Grève générale contre la vie chère au Burundi

Afrique Expansion, 5 mars 2015 :

L’appel à la grève générale au Burundi, lancé par un collectif contre la vie chère dans un contexte politique tendu, a été suivi jeudi de manière contrastée à Bujumbura, a constaté un journaliste de l’AFP.

Le collectif, qui regroupe quelque 1.300 associations de la société civile et syndicats, s’est félicité du succès d’une grève selon lui « largement suivie », ce que le gouvernement a contesté.

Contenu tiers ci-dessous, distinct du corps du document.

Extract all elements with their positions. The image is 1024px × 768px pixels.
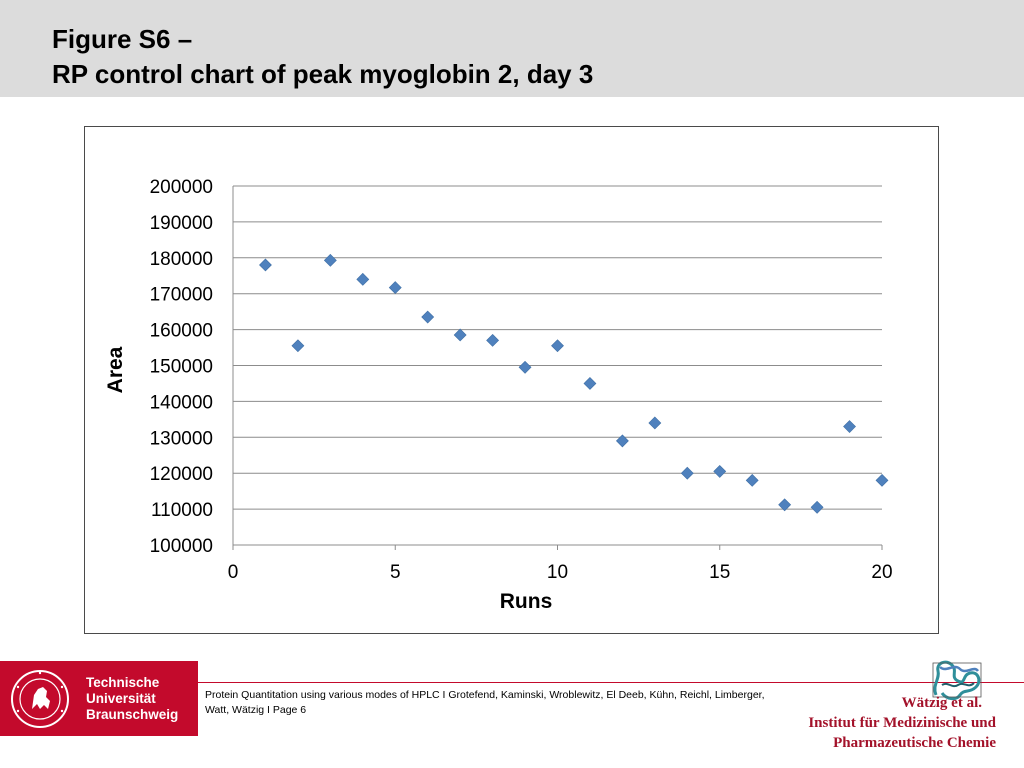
university-logo: Technische Universität Braunschweig	[0, 661, 198, 736]
logo-line-1: Technische	[86, 675, 160, 690]
data-point	[648, 416, 662, 430]
slide-header: Figure S6 – RP control chart of peak myo…	[0, 0, 1024, 97]
data-point	[323, 253, 337, 267]
data-point	[843, 420, 856, 433]
x-tick-label: 10	[547, 562, 568, 583]
protein-structure-icon	[932, 660, 982, 701]
y-tick-label: 170000	[150, 285, 213, 306]
data-point	[583, 377, 597, 390]
y-tick-label: 150000	[150, 357, 213, 378]
y-tick-labels: 100000 110000 120000 130000 140000 150000 1600…	[150, 177, 213, 557]
y-tick-label: 140000	[150, 392, 213, 413]
data-point	[518, 360, 532, 374]
data-point	[615, 434, 629, 448]
data-points	[259, 253, 889, 514]
x-tick-label: 15	[709, 562, 730, 583]
y-axis-label: Area	[104, 346, 127, 393]
data-point	[388, 281, 402, 295]
y-tick-label: 100000	[150, 536, 213, 557]
y-tick-label: 110000	[151, 500, 213, 521]
data-point	[875, 473, 889, 487]
x-axis-label: Runs	[500, 590, 553, 613]
data-point	[551, 339, 564, 353]
chart-frame: 100000 110000 120000 130000 140000 150000 1600…	[84, 126, 939, 634]
y-tick-label: 120000	[150, 464, 213, 485]
footer-citation: Protein Quantitation using various modes…	[205, 689, 765, 716]
data-point	[713, 464, 727, 478]
institute-author: Wätzig et al.	[901, 695, 982, 711]
logo-line-2: Universität	[86, 691, 156, 706]
university-name: Technische Universität Braunschweig	[86, 675, 178, 723]
y-tick-label: 130000	[150, 428, 213, 449]
y-tick-label: 200000	[150, 177, 213, 198]
axes	[232, 186, 883, 550]
x-tick-labels: 0 5 10 15 20	[228, 562, 893, 583]
title-line-1: Figure S6 –	[52, 24, 193, 54]
scatter-chart: 100000 110000 120000 130000 140000 150000 1600…	[104, 177, 893, 613]
title-line-2: RP control chart of peak myoglobin 2, da…	[52, 59, 594, 89]
data-point	[356, 272, 370, 286]
logo-line-3: Braunschweig	[86, 707, 179, 722]
institute-line-1: Institut für Medizinische und	[808, 715, 996, 731]
data-point	[259, 258, 272, 272]
institute-line-2: Pharmazeutische Chemie	[833, 735, 996, 751]
data-point	[810, 500, 824, 514]
gridlines	[233, 185, 882, 510]
tu-braunschweig-lion-seal-icon	[11, 670, 69, 728]
y-tick-label: 160000	[150, 321, 213, 342]
footer-divider	[198, 682, 1024, 683]
y-tick-label: 190000	[150, 213, 213, 234]
data-point	[778, 498, 792, 512]
data-point	[453, 328, 467, 342]
data-point	[291, 339, 305, 353]
data-point	[486, 333, 500, 347]
data-point	[745, 473, 759, 487]
data-point	[421, 310, 435, 324]
x-tick-label: 5	[390, 562, 401, 583]
institute-credit: Wätzig et al. Institut für Medizinische …	[808, 693, 996, 753]
y-tick-label: 180000	[150, 249, 213, 270]
page-title: Figure S6 – RP control chart of peak myo…	[52, 22, 593, 92]
x-tick-label: 0	[228, 562, 239, 583]
data-point	[680, 466, 694, 480]
x-tick-label: 20	[871, 562, 892, 583]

« Nous avons constaté que la grève a été largement suivie à plus de 80%, malgré toutes les intimidations qu’on a vues », a déclaré à l’AFP Gabriel Rufyiri, l’un de responsables du collectif.

Le collectif a dénoncé des pressions sur les fonctionnaires, menacés d’être renvoyés s’ils participent au mouvement, ou encore de policiers sur les chauffeurs de taxis-bus, qui ont écopé d’amendes pour avoir fait grève.

Selon le ministre de l’Intérieur Edouard Nduwimana, « tous les agriculteurs burundais étaient dans les champs aujourd’hui ».

« Il y a beaucoup de monde qui a travaillé, et oui il y en a d’autres qui n’ont pas travaillé mais vous savez, les Burundais ont cette culture de la paresse et il y en a donc qui en ont profité pour rester à la maison », a-t-il poursuivi.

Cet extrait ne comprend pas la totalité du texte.